Ronaldo mengakhiri musim 2009-2010, musim pertamanya bersama Real Madrid, tanpa meraih gelar La Liga maupun Liga Champions Eropa, kemudian hal serupa terulang pada musim 2010-2011, yang menyaksikan Mourinho mengemban tanggung jawab melatih tim.

Setelah itu, Ronaldo memulai fase meraih gelar bersama Real Madrid, ketika Mourinho membawanya menjuarai La Liga pada musim 2011-2012, dalam edisi bersejarah yang dikenal dengan sebutan "liga rekor".

Para pejabat Real Madrid dan para pendukungnya berharap skenario serupa terulang pada Mbappe, dan bintang Prancis itu mampu meraih gelar besar pertamanya bersama klub selama musim ketiganya, terutama dengan kembalinya Mourinho memimpin tim kerajaan itu.

Anda dapat membahas berbagai topik dan berita secara lebih mendalam di forum "Kooora"

Angka-angka Mbappe menempatkannya sejajar dengan Ronaldo

Kemiripan antara Mbappe dan Ronaldo tidak sebatas pada gelar, tetapi juga meluas ke angka-angka individu, karena penyerang Prancis itu mampu menyuguhkan catatan gol yang luar biasa sepanjang dua musim pertamanya bersama Real Madrid.

Mbappe meraih penghargaan "Pichichi" sebagai top skor La Liga pada musim pertama dan keduanya bersama Real Madrid, setelah mencetak 25 gol pada edisi 2025-2026, menjadikannya salah satu pencetak gol paling menonjol dalam sejarah klub.

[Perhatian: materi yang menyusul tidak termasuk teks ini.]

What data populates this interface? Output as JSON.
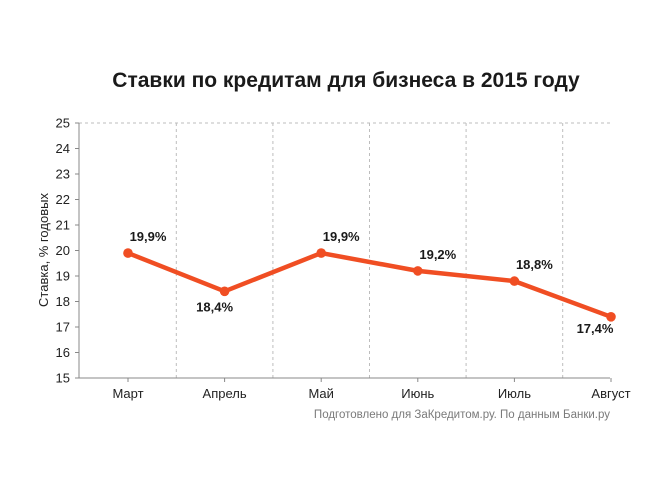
{
  "chart_data": {
    "type": "line",
    "title": "Ставки по кредитам для бизнеса в 2015 году",
    "ylabel": "Ставка, % годовых",
    "xlabel": "",
    "ylim": [
      15,
      25
    ],
    "yticks": [
      "15",
      "16",
      "17",
      "18",
      "19",
      "20",
      "21",
      "22",
      "23",
      "24",
      "25"
    ],
    "categories": [
      "Март",
      "Апрель",
      "Май",
      "Июнь",
      "Июль",
      "Август"
    ],
    "values": [
      19.9,
      18.4,
      19.9,
      19.2,
      18.8,
      17.4
    ],
    "data_labels": [
      "19,9%",
      "18,4%",
      "19,9%",
      "19,2%",
      "18,8%",
      "17,4%"
    ],
    "grid": "vertical dashed",
    "legend": "none",
    "line_color": "#f04e23",
    "source": "Подготовлено для ЗаКредитом.ру. По данным Банки.ру"
  }
}
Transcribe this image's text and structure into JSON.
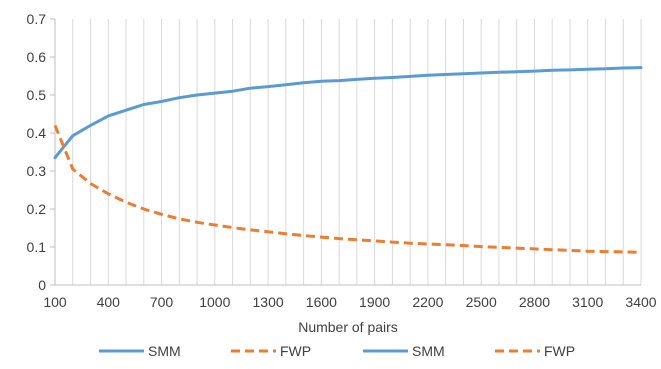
{
  "chart_data": {
    "type": "line",
    "xlabel": "Number of pairs",
    "ylabel": "",
    "ylim": [
      0,
      0.7
    ],
    "yticks": [
      "0",
      "0.1",
      "0.2",
      "0.3",
      "0.4",
      "0.5",
      "0.6",
      "0.7"
    ],
    "xticks": [
      "100",
      "400",
      "700",
      "1000",
      "1300",
      "1600",
      "1900",
      "2200",
      "2500",
      "2800",
      "3100",
      "3400"
    ],
    "grid": "vertical",
    "legend_position": "bottom",
    "x": [
      100,
      200,
      300,
      400,
      500,
      600,
      700,
      800,
      900,
      1000,
      1100,
      1200,
      1300,
      1400,
      1500,
      1600,
      1700,
      1800,
      1900,
      2000,
      2100,
      2200,
      2300,
      2400,
      2500,
      2600,
      2700,
      2800,
      2900,
      3000,
      3100,
      3200,
      3300,
      3400
    ],
    "series": [
      {
        "name": "SMM",
        "color": "#5b9bd5",
        "dash": "solid",
        "values": [
          0.335,
          0.393,
          0.42,
          0.445,
          0.46,
          0.475,
          0.483,
          0.493,
          0.5,
          0.505,
          0.51,
          0.518,
          0.522,
          0.527,
          0.532,
          0.536,
          0.538,
          0.541,
          0.544,
          0.546,
          0.549,
          0.552,
          0.554,
          0.556,
          0.558,
          0.56,
          0.561,
          0.563,
          0.565,
          0.566,
          0.568,
          0.569,
          0.571,
          0.572
        ]
      },
      {
        "name": "FWP",
        "color": "#ed7d31",
        "dash": "dashed",
        "values": [
          0.42,
          0.305,
          0.267,
          0.24,
          0.218,
          0.2,
          0.186,
          0.174,
          0.165,
          0.158,
          0.151,
          0.145,
          0.14,
          0.135,
          0.13,
          0.126,
          0.122,
          0.119,
          0.116,
          0.113,
          0.11,
          0.108,
          0.106,
          0.104,
          0.101,
          0.099,
          0.097,
          0.095,
          0.093,
          0.091,
          0.089,
          0.088,
          0.087,
          0.086
        ]
      }
    ],
    "legend": [
      {
        "label": "SMM",
        "color": "#5b9bd5",
        "dash": "solid"
      },
      {
        "label": "FWP",
        "color": "#ed7d31",
        "dash": "dashed"
      },
      {
        "label": "SMM",
        "color": "#5b9bd5",
        "dash": "solid"
      },
      {
        "label": "FWP",
        "color": "#ed7d31",
        "dash": "dashed"
      }
    ]
  }
}
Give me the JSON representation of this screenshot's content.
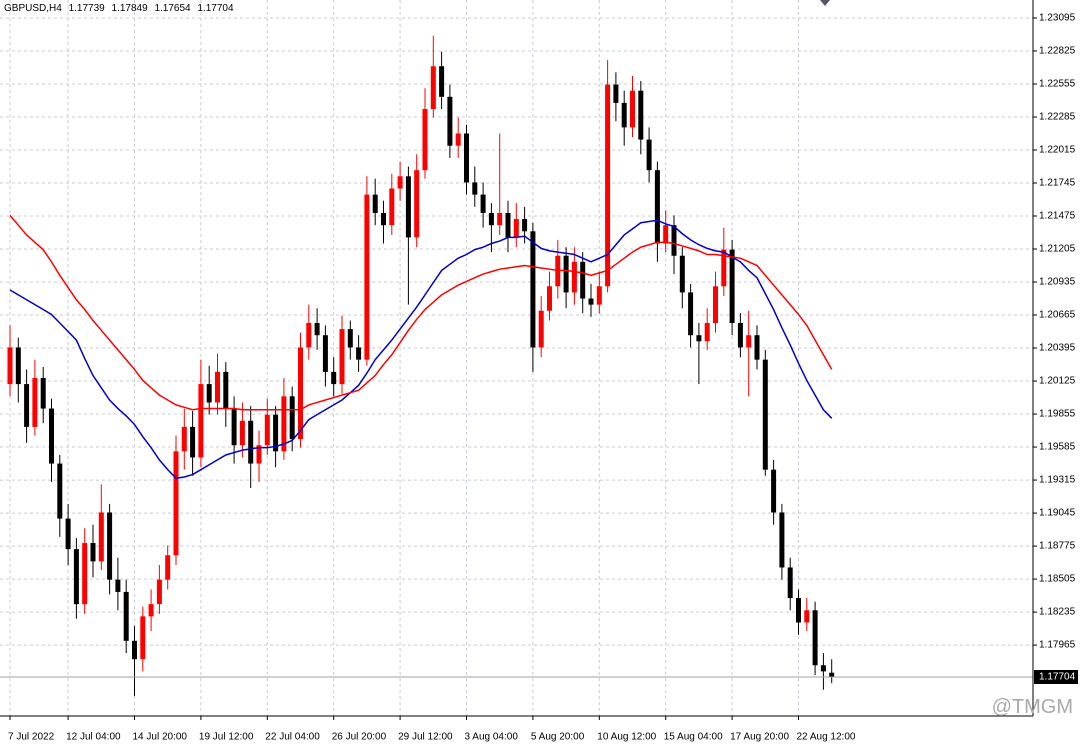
{
  "chart_data": {
    "type": "candlestick",
    "symbol_label": "GBPUSD,H4",
    "watermark": "@TMGM",
    "up_color": "#ff0000",
    "down_color": "#000000",
    "grid": true,
    "ylim": [
      1.17385,
      1.23242
    ],
    "yticks": [
      1.23095,
      1.22825,
      1.22555,
      1.22285,
      1.22015,
      1.21745,
      1.21475,
      1.21205,
      1.20935,
      1.20665,
      1.20395,
      1.20125,
      1.19855,
      1.19585,
      1.19315,
      1.19045,
      1.18775,
      1.18505,
      1.18235,
      1.17965
    ],
    "categories": [
      "7 Jul 2022",
      null,
      null,
      null,
      null,
      null,
      null,
      "12 Jul 04:00",
      null,
      null,
      null,
      null,
      null,
      null,
      null,
      "14 Jul 20:00",
      null,
      null,
      null,
      null,
      null,
      null,
      null,
      "19 Jul 12:00",
      null,
      null,
      null,
      null,
      null,
      null,
      null,
      "22 Jul 04:00",
      null,
      null,
      null,
      null,
      null,
      null,
      null,
      "26 Jul 20:00",
      null,
      null,
      null,
      null,
      null,
      null,
      null,
      "29 Jul 12:00",
      null,
      null,
      null,
      null,
      null,
      null,
      null,
      "3 Aug 04:00",
      null,
      null,
      null,
      null,
      null,
      null,
      null,
      "5 Aug 20:00",
      null,
      null,
      null,
      null,
      null,
      null,
      null,
      "10 Aug 12:00",
      null,
      null,
      null,
      null,
      null,
      null,
      null,
      "15 Aug 04:00",
      null,
      null,
      null,
      null,
      null,
      null,
      null,
      "17 Aug 20:00",
      null,
      null,
      null,
      null,
      null,
      null,
      null,
      "22 Aug 12:00",
      null,
      null,
      null,
      null
    ],
    "ohlc": {
      "open": [
        1.201,
        1.204,
        1.201,
        1.1975,
        1.2015,
        1.199,
        1.1945,
        1.19,
        1.1875,
        1.183,
        1.188,
        1.1865,
        1.1905,
        1.185,
        1.184,
        1.18,
        1.1785,
        1.182,
        1.183,
        1.185,
        1.187,
        1.1955,
        1.1975,
        1.195,
        1.201,
        1.1995,
        1.202,
        1.199,
        1.196,
        1.198,
        1.1945,
        1.196,
        1.1985,
        1.1955,
        1.2,
        1.1965,
        1.204,
        1.206,
        1.205,
        1.202,
        1.201,
        1.2055,
        1.204,
        1.203,
        1.2165,
        1.215,
        1.214,
        1.217,
        1.218,
        1.213,
        1.2185,
        1.2235,
        1.227,
        1.2245,
        1.2205,
        1.2215,
        1.2175,
        1.2165,
        1.215,
        1.214,
        1.215,
        1.213,
        1.2145,
        1.2135,
        1.204,
        1.207,
        1.209,
        1.2115,
        1.2085,
        1.211,
        1.208,
        1.2075,
        1.209,
        1.2255,
        1.224,
        1.222,
        1.225,
        1.221,
        1.2185,
        1.2125,
        1.214,
        1.2115,
        1.2085,
        1.205,
        1.2045,
        1.206,
        1.209,
        1.212,
        1.206,
        1.204,
        1.205,
        1.203,
        1.194,
        1.1905,
        1.186,
        1.1835,
        1.1815,
        1.1825,
        1.178,
        1.17739
      ],
      "high": [
        1.2058,
        1.2048,
        1.2022,
        1.203,
        1.2024,
        1.1998,
        1.1952,
        1.1912,
        1.1884,
        1.1892,
        1.1895,
        1.1928,
        1.1912,
        1.1868,
        1.185,
        1.1812,
        1.1828,
        1.1842,
        1.1862,
        1.1878,
        1.1968,
        1.199,
        1.1988,
        1.203,
        1.2025,
        1.2035,
        1.2028,
        1.2,
        1.1995,
        1.1992,
        1.1972,
        1.1998,
        1.1992,
        1.2015,
        1.2008,
        1.2052,
        1.2075,
        1.2072,
        1.2058,
        1.2032,
        1.2066,
        1.2062,
        1.205,
        1.218,
        1.2178,
        1.216,
        1.2182,
        1.2192,
        1.2188,
        1.2198,
        1.2252,
        1.2295,
        1.2282,
        1.2255,
        1.2228,
        1.2222,
        1.2188,
        1.2175,
        1.2158,
        1.2215,
        1.216,
        1.2158,
        1.2155,
        1.2142,
        1.2082,
        1.2102,
        1.2128,
        1.2122,
        1.2122,
        1.2118,
        1.2092,
        1.2102,
        1.2275,
        1.2265,
        1.225,
        1.2262,
        1.2258,
        1.222,
        1.2192,
        1.2152,
        1.2148,
        1.2122,
        1.2092,
        1.206,
        1.2072,
        1.2102,
        1.2138,
        1.2128,
        1.2068,
        1.207,
        1.2058,
        1.2038,
        1.1948,
        1.1912,
        1.1868,
        1.1842,
        1.1835,
        1.1832,
        1.179,
        1.17849
      ],
      "low": [
        1.2,
        1.1995,
        1.1962,
        1.1968,
        1.1978,
        1.193,
        1.1885,
        1.1862,
        1.1818,
        1.1822,
        1.1852,
        1.1858,
        1.1838,
        1.1825,
        1.179,
        1.1755,
        1.1775,
        1.1808,
        1.1822,
        1.1842,
        1.1862,
        1.194,
        1.1935,
        1.1942,
        1.1985,
        1.1985,
        1.1975,
        1.1945,
        1.195,
        1.1925,
        1.193,
        1.1952,
        1.1942,
        1.1948,
        1.1955,
        1.1958,
        1.203,
        1.2038,
        1.2008,
        1.2,
        1.2002,
        1.203,
        1.202,
        1.2025,
        1.214,
        1.2125,
        1.2132,
        1.216,
        1.2075,
        1.2122,
        1.2178,
        1.2228,
        1.2235,
        1.2195,
        1.2195,
        1.2165,
        1.2155,
        1.2138,
        1.2118,
        1.2132,
        1.2118,
        1.2122,
        1.2125,
        1.202,
        1.2032,
        1.2062,
        1.208,
        1.2072,
        1.2075,
        1.2068,
        1.2065,
        1.2068,
        1.2085,
        1.2225,
        1.2205,
        1.2212,
        1.2198,
        1.2175,
        1.211,
        1.2118,
        1.21,
        1.2072,
        1.204,
        1.201,
        1.2038,
        1.2052,
        1.2082,
        1.205,
        1.2032,
        1.2,
        1.2022,
        1.1935,
        1.1895,
        1.185,
        1.1825,
        1.1805,
        1.1808,
        1.1772,
        1.176,
        1.17654
      ],
      "close": [
        1.204,
        1.201,
        1.1975,
        1.2015,
        1.199,
        1.1945,
        1.19,
        1.1875,
        1.183,
        1.188,
        1.1865,
        1.1905,
        1.185,
        1.184,
        1.18,
        1.1785,
        1.182,
        1.183,
        1.185,
        1.187,
        1.1955,
        1.1975,
        1.195,
        1.201,
        1.1995,
        1.202,
        1.199,
        1.196,
        1.198,
        1.1945,
        1.196,
        1.1985,
        1.1955,
        1.2,
        1.1965,
        1.204,
        1.206,
        1.205,
        1.202,
        1.201,
        1.2055,
        1.204,
        1.203,
        1.2165,
        1.215,
        1.214,
        1.217,
        1.218,
        1.213,
        1.2185,
        1.2235,
        1.227,
        1.2245,
        1.2205,
        1.2215,
        1.2175,
        1.2165,
        1.215,
        1.214,
        1.215,
        1.213,
        1.2145,
        1.2135,
        1.204,
        1.207,
        1.209,
        1.2115,
        1.2085,
        1.211,
        1.208,
        1.2075,
        1.209,
        1.2255,
        1.224,
        1.222,
        1.225,
        1.221,
        1.2185,
        1.2125,
        1.214,
        1.2115,
        1.2085,
        1.205,
        1.2045,
        1.206,
        1.209,
        1.212,
        1.206,
        1.204,
        1.205,
        1.203,
        1.194,
        1.1905,
        1.186,
        1.1835,
        1.1815,
        1.1825,
        1.178,
        1.1775,
        1.17704
      ]
    },
    "moving_averages": [
      {
        "color": "#0000cc",
        "values": [
          1.2087,
          1.2083,
          1.2079,
          1.2075,
          1.2071,
          1.2067,
          1.206,
          1.2053,
          1.2046,
          1.2031,
          1.2017,
          1.2007,
          1.1997,
          1.199,
          1.1984,
          1.1977,
          1.1967,
          1.1958,
          1.1948,
          1.194,
          1.1933,
          1.1934,
          1.1936,
          1.194,
          1.1944,
          1.1948,
          1.1952,
          1.1954,
          1.1956,
          1.1957,
          1.1958,
          1.1958,
          1.1959,
          1.1961,
          1.1964,
          1.1972,
          1.1981,
          1.1985,
          1.1989,
          1.1993,
          1.1997,
          1.2003,
          1.2009,
          1.2019,
          1.203,
          1.2038,
          1.2046,
          1.2055,
          1.2064,
          1.2073,
          1.2083,
          1.2093,
          1.2103,
          1.2108,
          1.2113,
          1.2116,
          1.212,
          1.2122,
          1.2125,
          1.2127,
          1.213,
          1.213,
          1.2131,
          1.2126,
          1.2121,
          1.2119,
          1.2118,
          1.2117,
          1.2116,
          1.2113,
          1.211,
          1.2113,
          1.2116,
          1.2124,
          1.2132,
          1.2137,
          1.2142,
          1.2143,
          1.2144,
          1.2141,
          1.2139,
          1.2133,
          1.2128,
          1.2124,
          1.2121,
          1.2119,
          1.2118,
          1.2114,
          1.211,
          1.2103,
          1.2097,
          1.2084,
          1.2071,
          1.2056,
          1.2042,
          1.2027,
          1.2013,
          1.2001,
          1.1989,
          1.1982
        ]
      },
      {
        "color": "#ff0000",
        "values": [
          1.2148,
          1.214,
          1.2132,
          1.2126,
          1.212,
          1.211,
          1.2099,
          1.2089,
          1.2079,
          1.2071,
          1.2062,
          1.2054,
          1.2046,
          1.2038,
          1.203,
          1.2022,
          1.2013,
          1.2007,
          1.2001,
          1.1997,
          1.1993,
          1.1991,
          1.1989,
          1.199,
          1.199,
          1.199,
          1.199,
          1.199,
          1.1989,
          1.1989,
          1.1989,
          1.1989,
          1.1989,
          1.1989,
          1.1989,
          1.1989,
          1.1993,
          1.1995,
          1.1997,
          1.1999,
          1.2001,
          1.2003,
          1.2005,
          1.2011,
          1.2017,
          1.2026,
          1.2034,
          1.2044,
          1.2054,
          1.2063,
          1.2071,
          1.2077,
          1.2083,
          1.2087,
          1.2091,
          1.2094,
          1.2097,
          1.21,
          1.2102,
          1.2104,
          1.2105,
          1.2106,
          1.2107,
          1.2106,
          1.2105,
          1.2104,
          1.2103,
          1.2103,
          1.2102,
          1.2101,
          1.2099,
          1.2101,
          1.2103,
          1.2108,
          1.2113,
          1.2118,
          1.2122,
          1.2124,
          1.2126,
          1.2126,
          1.2125,
          1.2123,
          1.2121,
          1.2119,
          1.2116,
          1.2116,
          1.2115,
          1.2114,
          1.2113,
          1.211,
          1.2107,
          1.2099,
          1.2091,
          1.2083,
          1.2075,
          1.2067,
          1.2058,
          1.2046,
          1.2034,
          1.2022
        ]
      }
    ]
  }
}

Total golnya bersama tim juga mencapai 86 gol setelah dua musim, angka yang diraih Ronaldo pada rentang waktu yang hampir sama dalam perjalanan kariernya bersama Los Merengues.

Kemiripan ini menempatkan Mbappe di hadapan tantangan besar pada musim baru, karena ia dituntut untuk mengubah angka-angka individunya menjadi gelar kolektif, sesuatu yang gagal ia raih pada dua musim lalu di level gelar-gelar besar.

Mourinho percaya pada Mbappe

Dari pihaknya, Mourinho menunjukkan kepercayaan besar terhadap kemampuan Mbappe, dengan menegaskan bahwa ia menantikan penyerang itu menyuguhkan versi terbaiknya bersama Real Madrid pada musim baru.

Pelatih Portugal itu mengatakan bahwa Mbappe adalah pemain dengan "level luar biasa", seraya menekankan bahwa ia tidak ingin terlalu berfokus pada apa yang terjadi pada musim lalu, melainkan melihat apa yang mampu disuguhkan bintang Prancis itu pada tahap mendatang.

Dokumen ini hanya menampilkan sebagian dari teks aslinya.